La Fine
Tiziano Ferro
“La Fine”: entre culpa, raiva e um novo começo persistente
Em “La Fine”, Tiziano Ferro toma uma canção de Nesli e a veste como autobiografia, deslocando o “fim” para um recomeço teimoso. A dualidade aparece quando a mesma voz pede perdão — “Chiedo scusa a chi ho tradito” (Peço desculpas a quem traí) — e cospe raiva — “e affanculo ogni nemico” (e que se danem todos os inimigos). A figura da mãe surge como manual de sobrevivência: “questa vita va vissuta... non guarda in faccia e in faccia al massimo sputa” (esta vida deve ser vivida... não tem consideração por ninguém e, quando muito, cospe na cara). O eu lírico admite ter sempre “incassato” (aguentado os golpes) e vivido irritado “fino a perdere il fiato” (até perder o fôlego), até formular a sentença-chave: “Arriverà la fine, ma non sarà la fine” (Chegará o fim, mas não será o fim). As imagens — “mille file” (mil filas), “numero in mano” (número na mão), “primo piano” (primeiro plano), “come un bel film che purtroppo non guarderà nessuno” (como um belo filme que, infelizmente, ninguém vai assistir) — sugerem uma vida exposta e invisível. No espelho, o desencaixe: “Io non lo so chi sono... non saprei disegnarlo” (Eu não sei quem sou... não saberia desenhá-lo). Ferro disse que a música parecia narrar sua vida e a gravou para dar-lhe visibilidade; sua interpretação emotiva, a melodia melancólica e a instrumentação sutil ampliam essa tensão introspectiva.
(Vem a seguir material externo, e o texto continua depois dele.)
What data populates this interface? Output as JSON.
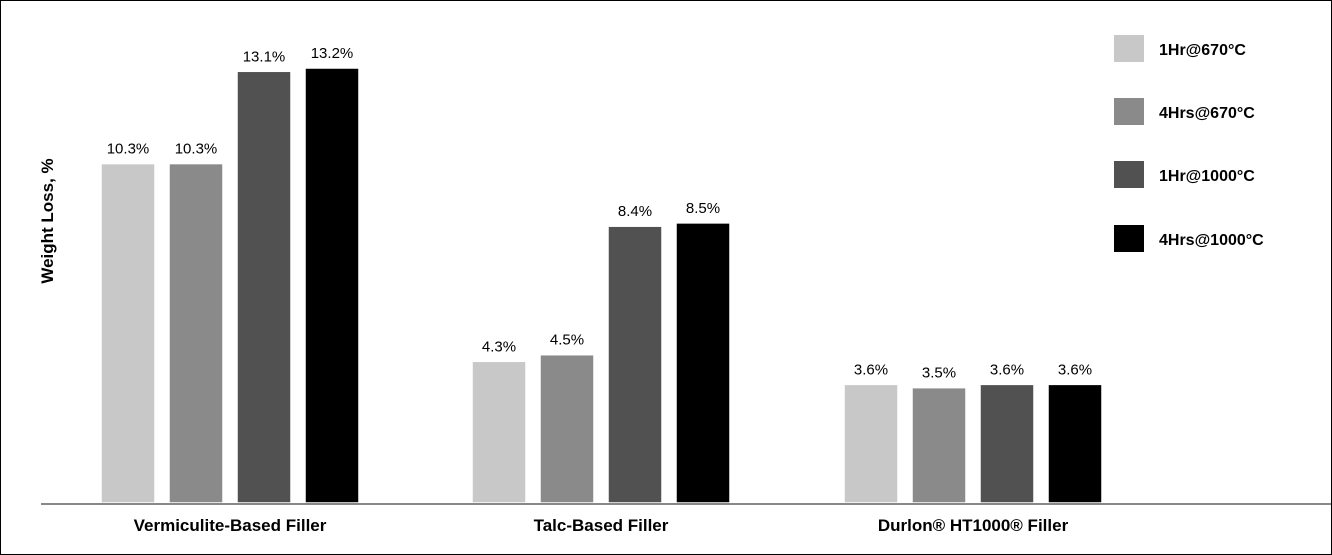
{
  "chart_data": {
    "type": "bar",
    "ylabel": "Weight Loss, %",
    "xlabel": "",
    "categories": [
      "Vermiculite-Based Filler",
      "Talc-Based Filler",
      "Durlon® HT1000® Filler"
    ],
    "series": [
      {
        "name": "1Hr@670°C",
        "color": "#c8c8c8",
        "values": [
          10.3,
          4.3,
          3.6
        ],
        "labels": [
          "10.3%",
          "4.3%",
          "3.6%"
        ]
      },
      {
        "name": "4Hrs@670°C",
        "color": "#8a8a8a",
        "values": [
          10.3,
          4.5,
          3.5
        ],
        "labels": [
          "10.3%",
          "4.5%",
          "3.5%"
        ]
      },
      {
        "name": "1Hr@1000°C",
        "color": "#515151",
        "values": [
          13.1,
          8.4,
          3.6
        ],
        "labels": [
          "13.1%",
          "8.4%",
          "3.6%"
        ]
      },
      {
        "name": "4Hrs@1000°C",
        "color": "#000000",
        "values": [
          13.2,
          8.5,
          3.6
        ],
        "labels": [
          "13.2%",
          "8.5%",
          "3.6%"
        ]
      }
    ],
    "ylim": [
      0,
      13.2
    ],
    "grid": false,
    "legend": "right"
  }
}
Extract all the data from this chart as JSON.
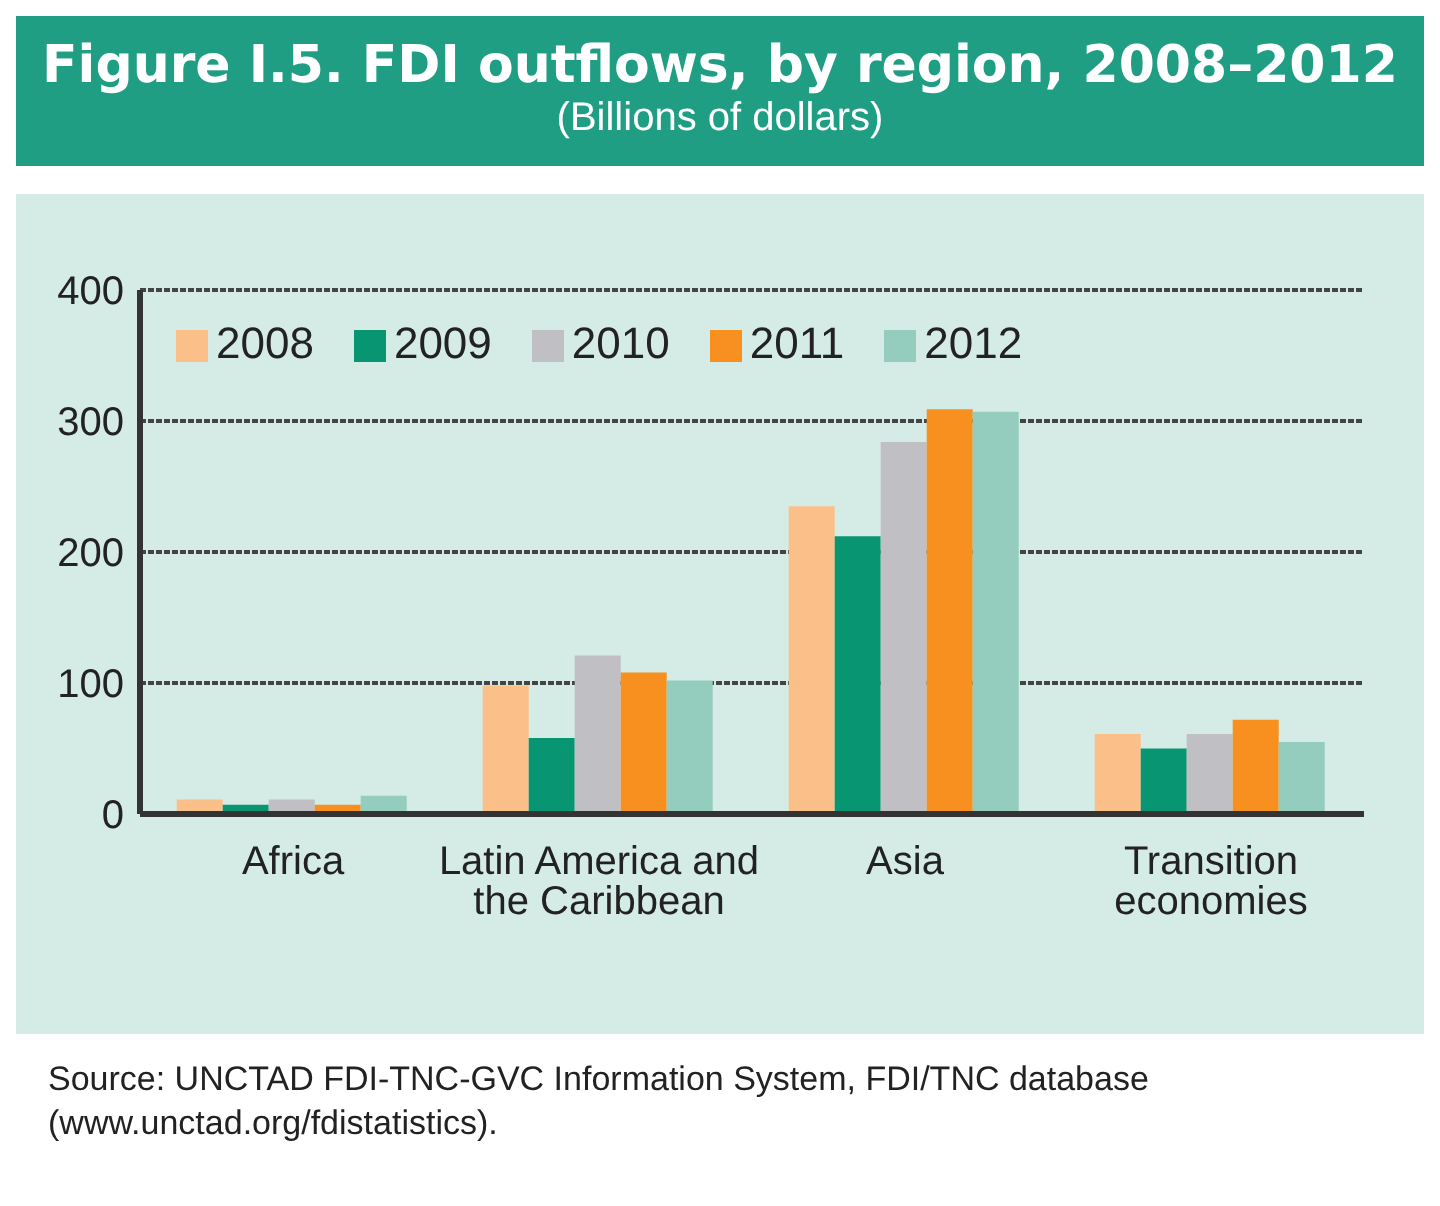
{
  "chart_data": {
    "type": "bar",
    "title": "Figure I.5. FDI outflows, by region, 2008–2012",
    "subtitle": "(Billions of dollars)",
    "categories": [
      "Africa",
      "Latin America and the Caribbean",
      "Asia",
      "Transition economies"
    ],
    "series": [
      {
        "name": "2008",
        "color": "#fbc08a",
        "values": [
          11,
          98,
          235,
          61
        ]
      },
      {
        "name": "2009",
        "color": "#089672",
        "values": [
          7,
          58,
          212,
          50
        ]
      },
      {
        "name": "2010",
        "color": "#bfbfc4",
        "values": [
          11,
          121,
          284,
          61
        ]
      },
      {
        "name": "2011",
        "color": "#f7901e",
        "values": [
          7,
          108,
          309,
          72
        ]
      },
      {
        "name": "2012",
        "color": "#94cdbd",
        "values": [
          14,
          102,
          307,
          55
        ]
      }
    ],
    "ylim": [
      0,
      400
    ],
    "yticks": [
      0,
      100,
      200,
      300,
      400
    ],
    "grid": "y",
    "legend": "top left",
    "annotations": [
      "Source: UNCTAD FDI-TNC-GVC Information System, FDI/TNC database (www.unctad.org/fdistatistics)."
    ]
  }
}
O refrão condensa a pressa por virar a página — “vorrei che fosse oggi, in un attimo già domani” (eu queria que fosse hoje, num instante já amanhã) — e o plano de reconstrução: “Per reiniziare... stravolgere tutti i miei piani... sarà migliore e io sarò migliore” (Para recomeçar... virar todos os meus planos de cabeça para baixo... será melhor e eu serei melhor). Mas o freio interno domina: “mi son fatto rubare forse gli anni migliori / dalle mie paranoie e da mille altri errori” (eu me deixei roubar, talvez, os melhores anos / pelas minhas paranoias e por mil outros erros); “sono strano... conto più di un difetto” (sou estranho... tenho mais de um defeito). A promessa “io ti salvo stavolta, come l’ultima volta” (eu te salvo desta vez, como da última vez) oscila entre fé, destino e autoengano. O tempo corre — “Guardo la vita in foto e già è arrivato un altro inverno” (Eu olho a vida em fotos e já chegou outro inverno) —, a mudança emperra — “non cambio mai... distruggo tutto sempre” (eu nunca mudo... destruo tudo sempre) — e o pedido de perdão perde efeito — “se vi ho deluso chieder scusa non servirà a niente” (se eu decepcionei vocês, pedir desculpas não vai servir para nada). Culpa, confronto e esperança persistem, o que explica por que “La Fine”, na voz de Tiziano Ferro, segue ressoando no cenário italiano.
O significado desta letra foi gerado automaticamente.